When building low-latency, high-scale systems, a key strategy of mine is simple:
“Push as much processing as possible to later.”
Why It Matters? 🤔
In many systems—checkout, login, trade execution—latency matters because someone (or something) is waiting:
-
A customer at a point of sale
-
A user at a login screen
-
A system waiting on a transaction confirmation
Platforms that support these scenarios must respond in milliseconds. If not, requests will fail, and user experiences will suffer.
My Approach 🧠
I typically divide these platforms into two sub-platforms to optimize for speed and scale.
🏎️ Real-Time Platform: Optimized for scale and speed, only performing what is essential before responding to the request.
📥 Event-Driven Platform (sometimes Batch): Handles processing deferred from the real-time platform.

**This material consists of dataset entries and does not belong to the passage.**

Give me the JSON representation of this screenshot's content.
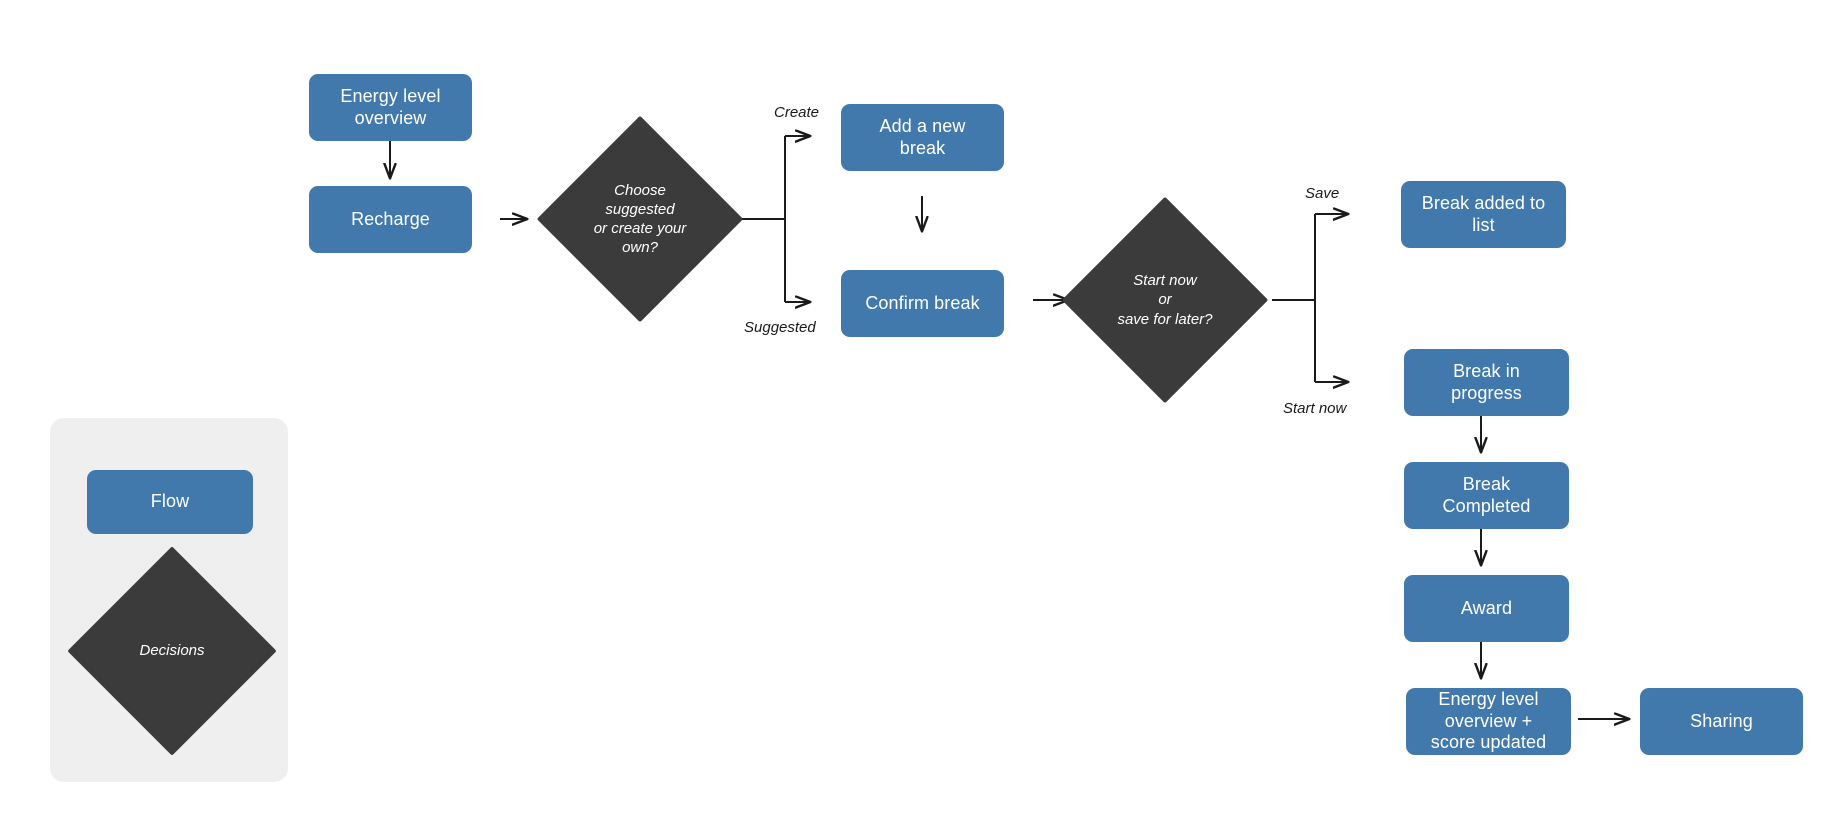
{
  "diagram": {
    "type": "flowchart",
    "background": "#ffffff",
    "colors": {
      "process_fill": "#4279ad",
      "process_text": "#ffffff",
      "decision_fill": "#3b3b3b",
      "decision_text": "#ffffff",
      "legend_panel": "#efefef",
      "connector": "#1a1a1a"
    },
    "legend": {
      "items": [
        {
          "shape": "rounded-rectangle",
          "label": "Flow"
        },
        {
          "shape": "diamond",
          "label": "Decisions"
        }
      ]
    },
    "nodes": [
      {
        "id": "energy-level-overview",
        "shape": "process",
        "label": "Energy level\noverview"
      },
      {
        "id": "recharge",
        "shape": "process",
        "label": "Recharge"
      },
      {
        "id": "choose-suggested-or-create",
        "shape": "decision",
        "label": "Choose\nsuggested\nor create your\nown?"
      },
      {
        "id": "add-a-new-break",
        "shape": "process",
        "label": "Add a new\nbreak"
      },
      {
        "id": "confirm-break",
        "shape": "process",
        "label": "Confirm break"
      },
      {
        "id": "start-now-or-save",
        "shape": "decision",
        "label": "Start now\nor\nsave for later?"
      },
      {
        "id": "break-added-to-list",
        "shape": "process",
        "label": "Break added to list"
      },
      {
        "id": "break-in-progress",
        "shape": "process",
        "label": "Break in\nprogress"
      },
      {
        "id": "break-completed",
        "shape": "process",
        "label": "Break\nCompleted"
      },
      {
        "id": "award",
        "shape": "process",
        "label": "Award"
      },
      {
        "id": "energy-level-overview-score-updated",
        "shape": "process",
        "label": "Energy level\noverview +\nscore updated"
      },
      {
        "id": "sharing",
        "shape": "process",
        "label": "Sharing"
      }
    ],
    "edges": [
      {
        "from": "energy-level-overview",
        "to": "recharge",
        "label": ""
      },
      {
        "from": "recharge",
        "to": "choose-suggested-or-create",
        "label": ""
      },
      {
        "from": "choose-suggested-or-create",
        "to": "add-a-new-break",
        "label": "Create"
      },
      {
        "from": "choose-suggested-or-create",
        "to": "confirm-break",
        "label": "Suggested"
      },
      {
        "from": "add-a-new-break",
        "to": "confirm-break",
        "label": ""
      },
      {
        "from": "confirm-break",
        "to": "start-now-or-save",
        "label": ""
      },
      {
        "from": "start-now-or-save",
        "to": "break-added-to-list",
        "label": "Save"
      },
      {
        "from": "start-now-or-save",
        "to": "break-in-progress",
        "label": "Start now"
      },
      {
        "from": "break-in-progress",
        "to": "break-completed",
        "label": ""
      },
      {
        "from": "break-completed",
        "to": "award",
        "label": ""
      },
      {
        "from": "award",
        "to": "energy-level-overview-score-updated",
        "label": ""
      },
      {
        "from": "energy-level-overview-score-updated",
        "to": "sharing",
        "label": ""
      }
    ],
    "edge_labels": {
      "create": "Create",
      "suggested": "Suggested",
      "save": "Save",
      "start_now": "Start now"
    }
  }
}
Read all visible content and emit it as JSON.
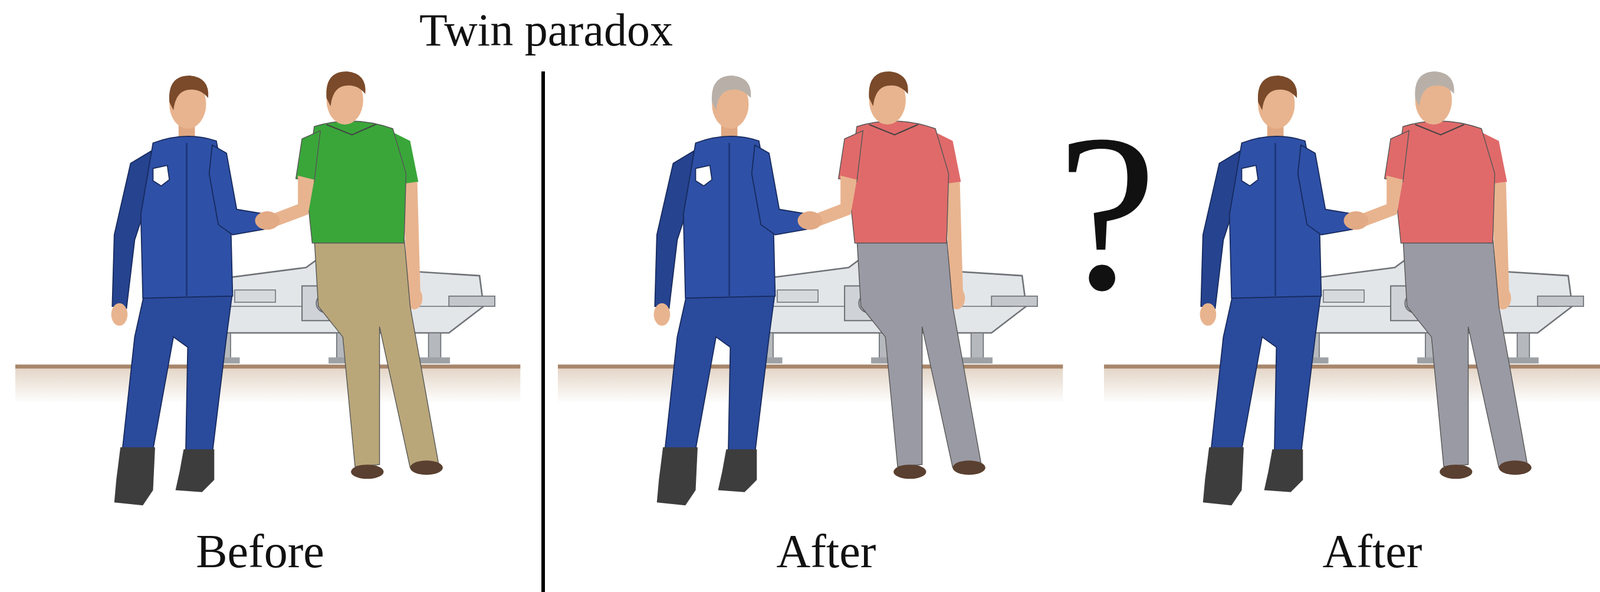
{
  "diagram": {
    "title": "Twin paradox",
    "labels": [
      "Before",
      "After",
      "?",
      "After"
    ]
  }
}
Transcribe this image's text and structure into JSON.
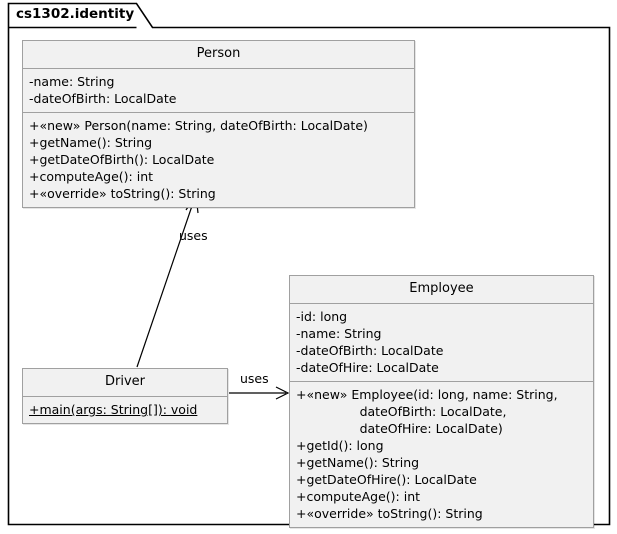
{
  "package": {
    "name": "cs1302.identity"
  },
  "classes": [
    {
      "id": "person",
      "title": "Person",
      "attributes": [
        "-name: String",
        "-dateOfBirth: LocalDate"
      ],
      "operations": [
        "+«new» Person(name: String, dateOfBirth: LocalDate)",
        "+getName(): String",
        "+getDateOfBirth(): LocalDate",
        "+computeAge(): int",
        "+«override» toString(): String"
      ]
    },
    {
      "id": "employee",
      "title": "Employee",
      "attributes": [
        "-id: long",
        "-name: String",
        "-dateOfBirth: LocalDate",
        "-dateOfHire: LocalDate"
      ],
      "operations": [
        "+«new» Employee(id: long, name: String,",
        "                dateOfBirth: LocalDate,",
        "                dateOfHire: LocalDate)",
        "+getId(): long",
        "+getName(): String",
        "+getDateOfHire(): LocalDate",
        "+computeAge(): int",
        "+«override» toString(): String"
      ]
    },
    {
      "id": "driver",
      "title": "Driver",
      "operations": [
        "+main(args: String[]): void"
      ]
    }
  ],
  "relationships": [
    {
      "id": "driver-uses-person",
      "label": "uses",
      "from": "Driver",
      "to": "Person"
    },
    {
      "id": "driver-uses-employee",
      "label": "uses",
      "from": "Driver",
      "to": "Employee"
    }
  ],
  "colors": {
    "class_fill": "#F1F1F1",
    "class_border": "#A0A0A0",
    "frame_border": "#000000",
    "text": "#000000"
  }
}
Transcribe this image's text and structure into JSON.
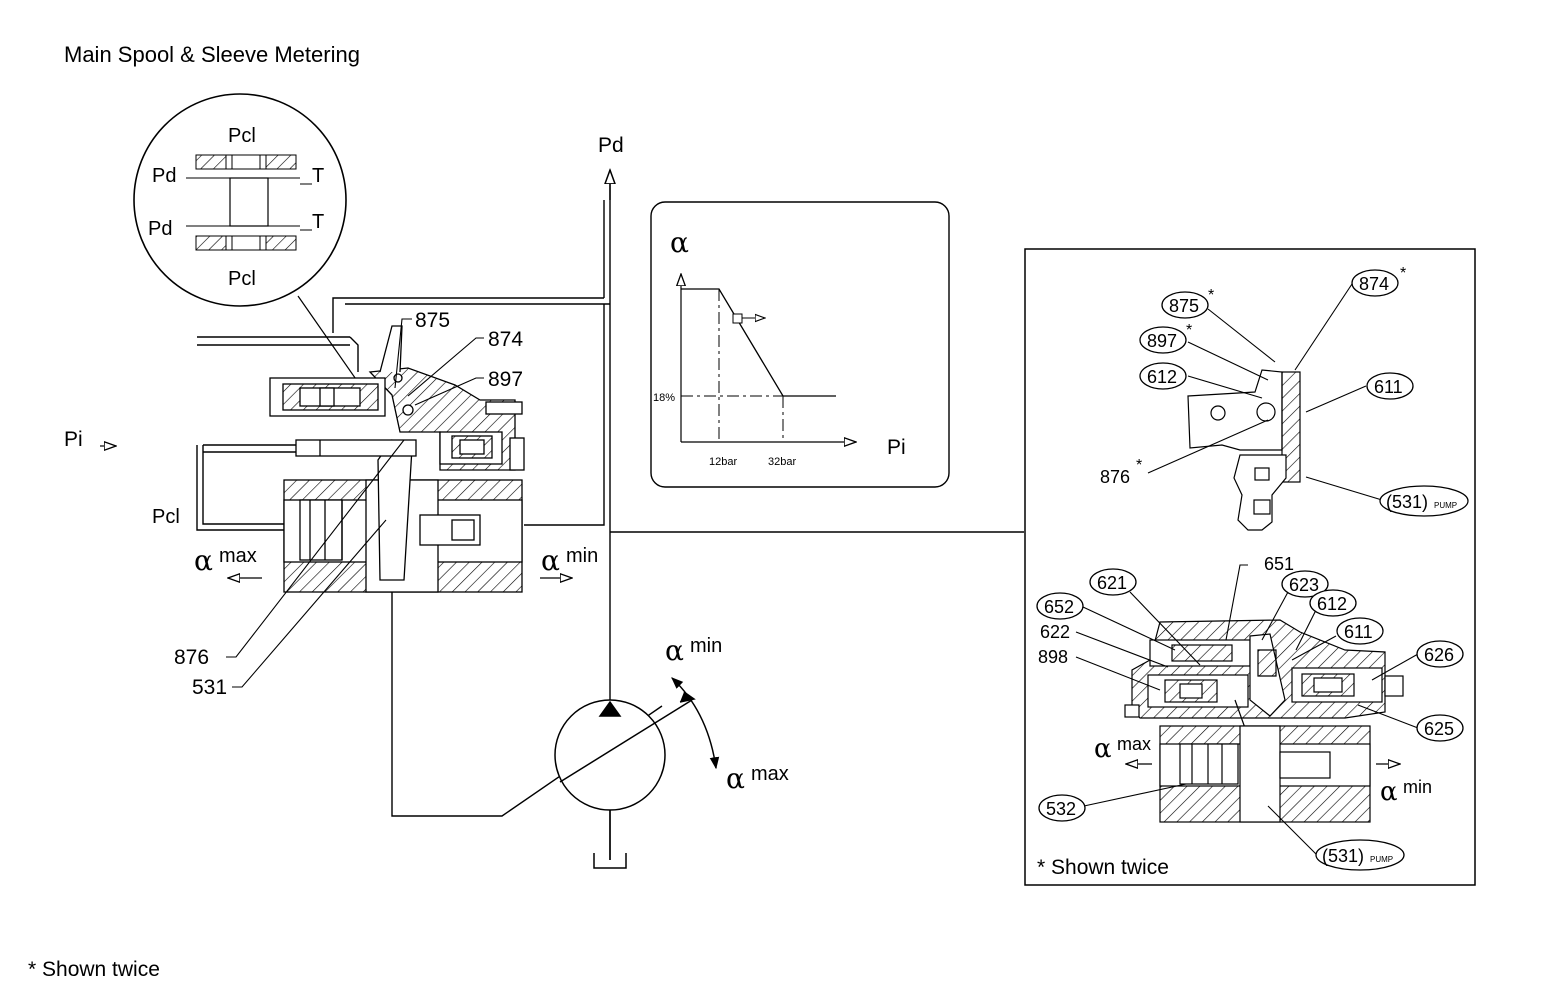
{
  "title": "Main Spool & Sleeve Metering",
  "footnote": "* Shown twice",
  "schematic": {
    "pd_top": "Pd",
    "pi_left": "Pi",
    "pcl_left": "Pcl",
    "alpha": "α",
    "max": "max",
    "min": "min",
    "labels": {
      "l875": "875",
      "l874": "874",
      "l897": "897",
      "l876": "876",
      "l531": "531"
    }
  },
  "detail_circle": {
    "pcl_top": "Pcl",
    "pcl_bottom": "Pcl",
    "pd_upper": "Pd",
    "pd_lower": "Pd",
    "t_upper": "T",
    "t_lower": "T"
  },
  "graph": {
    "y_axis": "α",
    "x_axis": "Pi",
    "level": "18%",
    "tick1": "12bar",
    "tick2": "32bar"
  },
  "parts_panel": {
    "shown_twice": "* Shown twice",
    "top": {
      "b875": "875",
      "b897": "897",
      "b612": "612",
      "b874": "874",
      "b611": "611",
      "l876": "876",
      "b531": "(531)",
      "pump": "PUMP",
      "star": "*"
    },
    "bottom": {
      "b621": "621",
      "b652": "652",
      "l622": "622",
      "l898": "898",
      "l651": "651",
      "b623": "623",
      "b612": "612",
      "b611": "611",
      "b626": "626",
      "b625": "625",
      "b532": "532",
      "b531": "(531)",
      "pump": "PUMP"
    }
  },
  "colors": {
    "ink": "#000000",
    "background": "#ffffff"
  }
}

It is still built for scale, but seconds, not milliseconds.
Deciding What Belongs Where 🗃
I try to break down processing into steps, and for each step I ask:
“Does this step need to happen before we respond or after?”
✅ If it MUST be performed before the response, use a real-time path.
⏭ If it can wait until after, event-driven path.
Things that tend to follow the event-driven path are:
-
Audit logging
-
Downstream asynchronous notifications
-
Enrichment and Transformations
-
Checks that trigger out-of-band tasks
These are not slow but don’t need to be “blocking.”
Final Thoughts ✍️
The key message is that the more you do on the real-time path, the slower it is.
This pattern is a good way to reduce the real-time workload.
But the trick is to find a reliable and fast way to move work from a real-time to an event-driven system.
Pub/Sub and gRPC streams are two of my go-to options.